A sad tuba has blown its last note.

After nearly three decades of making the trek from Philadelphia to the Town, the Mummers will not be coming to the Bunker Hill Day festivities and Parade this year. It’s a nod to the Parade Committee introducing something new with more energy and at a better value.

“There are no Mummers this year for the concert or the parade,” said Arthur Hurley, of the Committee. “The Committee decided that. It’s been 25 or maybe 30 years that they’ve been coming, except once in 2005 when their clubhouse burnt down and they couldn’t make it…Some people (on the Committee) thought the current quality wasn’t sufficient. The Mummers never went up on the price, though.”

In their place will be a large brass brand.

The Bridgewater Antiphonal Brass Society will be bringing its 22-piece band to the Monument in place of the Mummers and the Committee believes it will enliven the pre-Parade concert and the Parade.

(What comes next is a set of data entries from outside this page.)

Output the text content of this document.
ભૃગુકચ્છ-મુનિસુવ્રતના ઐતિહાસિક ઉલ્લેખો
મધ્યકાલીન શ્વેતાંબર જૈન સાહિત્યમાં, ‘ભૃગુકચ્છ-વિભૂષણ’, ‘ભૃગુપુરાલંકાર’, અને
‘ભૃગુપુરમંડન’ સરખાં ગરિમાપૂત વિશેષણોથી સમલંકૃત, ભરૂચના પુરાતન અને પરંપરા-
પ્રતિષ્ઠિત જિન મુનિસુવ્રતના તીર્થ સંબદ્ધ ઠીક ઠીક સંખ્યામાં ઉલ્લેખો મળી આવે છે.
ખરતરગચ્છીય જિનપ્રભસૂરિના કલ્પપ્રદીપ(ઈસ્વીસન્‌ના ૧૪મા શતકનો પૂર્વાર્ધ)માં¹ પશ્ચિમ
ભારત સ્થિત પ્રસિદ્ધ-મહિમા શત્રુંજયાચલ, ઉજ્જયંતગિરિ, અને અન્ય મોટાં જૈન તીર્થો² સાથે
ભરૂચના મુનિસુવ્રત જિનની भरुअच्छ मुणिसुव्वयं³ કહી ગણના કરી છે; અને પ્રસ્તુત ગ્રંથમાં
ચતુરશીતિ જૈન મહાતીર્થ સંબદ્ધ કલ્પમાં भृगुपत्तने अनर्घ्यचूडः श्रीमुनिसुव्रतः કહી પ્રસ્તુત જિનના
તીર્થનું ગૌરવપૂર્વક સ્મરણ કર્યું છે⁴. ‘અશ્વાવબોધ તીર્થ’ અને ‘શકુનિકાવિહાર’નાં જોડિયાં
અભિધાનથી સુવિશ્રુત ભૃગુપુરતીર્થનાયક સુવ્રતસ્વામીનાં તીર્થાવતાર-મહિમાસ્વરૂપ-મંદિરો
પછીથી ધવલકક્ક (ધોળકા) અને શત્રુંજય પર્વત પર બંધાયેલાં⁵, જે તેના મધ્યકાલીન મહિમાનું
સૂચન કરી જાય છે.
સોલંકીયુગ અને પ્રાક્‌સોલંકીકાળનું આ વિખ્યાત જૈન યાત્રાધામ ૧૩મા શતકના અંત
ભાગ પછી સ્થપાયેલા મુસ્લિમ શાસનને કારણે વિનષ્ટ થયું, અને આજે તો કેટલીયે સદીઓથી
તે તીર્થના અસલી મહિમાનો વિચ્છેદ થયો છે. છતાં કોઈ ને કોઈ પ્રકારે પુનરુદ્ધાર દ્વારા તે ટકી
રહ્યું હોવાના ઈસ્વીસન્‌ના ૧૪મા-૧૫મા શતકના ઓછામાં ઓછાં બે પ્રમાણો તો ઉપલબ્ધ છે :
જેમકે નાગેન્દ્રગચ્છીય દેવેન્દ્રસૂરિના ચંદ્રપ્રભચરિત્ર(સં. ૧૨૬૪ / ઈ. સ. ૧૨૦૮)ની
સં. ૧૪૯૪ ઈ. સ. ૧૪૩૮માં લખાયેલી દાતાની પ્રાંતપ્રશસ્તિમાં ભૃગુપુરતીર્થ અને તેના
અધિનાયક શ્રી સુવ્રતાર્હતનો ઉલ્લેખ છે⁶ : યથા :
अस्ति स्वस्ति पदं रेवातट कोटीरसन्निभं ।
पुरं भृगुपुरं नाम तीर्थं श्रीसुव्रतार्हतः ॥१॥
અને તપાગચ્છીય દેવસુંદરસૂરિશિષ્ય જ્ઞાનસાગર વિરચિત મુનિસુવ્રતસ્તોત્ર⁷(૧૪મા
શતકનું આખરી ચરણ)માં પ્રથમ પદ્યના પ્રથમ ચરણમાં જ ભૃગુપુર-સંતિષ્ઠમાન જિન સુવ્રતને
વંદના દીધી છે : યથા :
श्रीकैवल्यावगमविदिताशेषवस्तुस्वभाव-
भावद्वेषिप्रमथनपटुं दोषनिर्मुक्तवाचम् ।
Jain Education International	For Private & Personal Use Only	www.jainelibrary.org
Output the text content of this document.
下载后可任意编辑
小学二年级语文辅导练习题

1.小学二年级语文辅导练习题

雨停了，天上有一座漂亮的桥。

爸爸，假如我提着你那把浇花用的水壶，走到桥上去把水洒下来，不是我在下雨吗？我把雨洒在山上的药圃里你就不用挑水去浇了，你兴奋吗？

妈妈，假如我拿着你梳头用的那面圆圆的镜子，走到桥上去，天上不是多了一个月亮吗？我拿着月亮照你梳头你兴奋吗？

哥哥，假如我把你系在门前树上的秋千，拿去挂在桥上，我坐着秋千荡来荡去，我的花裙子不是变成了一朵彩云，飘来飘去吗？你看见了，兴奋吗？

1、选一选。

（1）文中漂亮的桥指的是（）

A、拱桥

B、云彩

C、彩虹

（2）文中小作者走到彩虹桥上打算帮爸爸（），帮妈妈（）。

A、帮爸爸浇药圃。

It is estimated that the Mummers cost the Committee about $6,500 each year for their concert, hotel rooms and Parade appearance. The bands were marked by their ultra-colorful outfits and puppet-like characters that accompanied them. They were known for carrying big instruments like a cello, a baritone saxophone and many tubas.

The group hailed from Philadelphia and were a beloved part of the Parade week for some time.

However, in recent years some on the Committee had grown tired of the performance, and the group was bringing fewer and fewer performers each year and charging about the same price. The Committee also indicated that the quality of the music wasn’t what it was in year’s past.

After last year’s performance, where about 15 to 20 Mummers played, the Committee began exploring the idea of bringing in a bigger band.

According to the new band’s promotional materials, they are in the old New England Brass Band tradition.

“The Bridgewater Antiphonal Brass Society has brought back to life those wonderful times with an all brass, 22-piece ensemble in the grand New England tradition dating back over 100 years,” it read. “The ensemble began during the 1970s as a small group playing classical, Baroque and Renaissance music for area churches and civic organizations…Today, our concerts present a refreshing mixture of marches, American and international, polkas, big band jazz, ragtime, light classics, overtures, popular songs and Patriotic music. There is something for everyone, young and old, and in between.”

Hurley said the Mummers – who have no real connection to Charlestown – were the brainchild of the late Jim and Gloria Conway, the former publishers of this newspaper. The couple used to go to Philadelphia every year and were enchanted by the Mummers.

“Somebody suggested it, probably Jim Conway, and we did it,” said Hurley. “He and his wife used to go to Philadelphia for New Year’s where they have a big parade. There are a lot of Mummers bands there. Jan. 1 is the big parade with all the Mummers down there. Jim and Gloria used to go down and they probably got the idea down there.”

Hurley said the Parade is coming together and the last minute things are happening as usual.

“The Parade always comes together at the last minute,” he said. “All the sudden, people wake up and say, the Parade is only three weeks away.”

Hurley said his first memories are of the Parade, and it remains near and dear to his heart to continue it in the best tradition possible.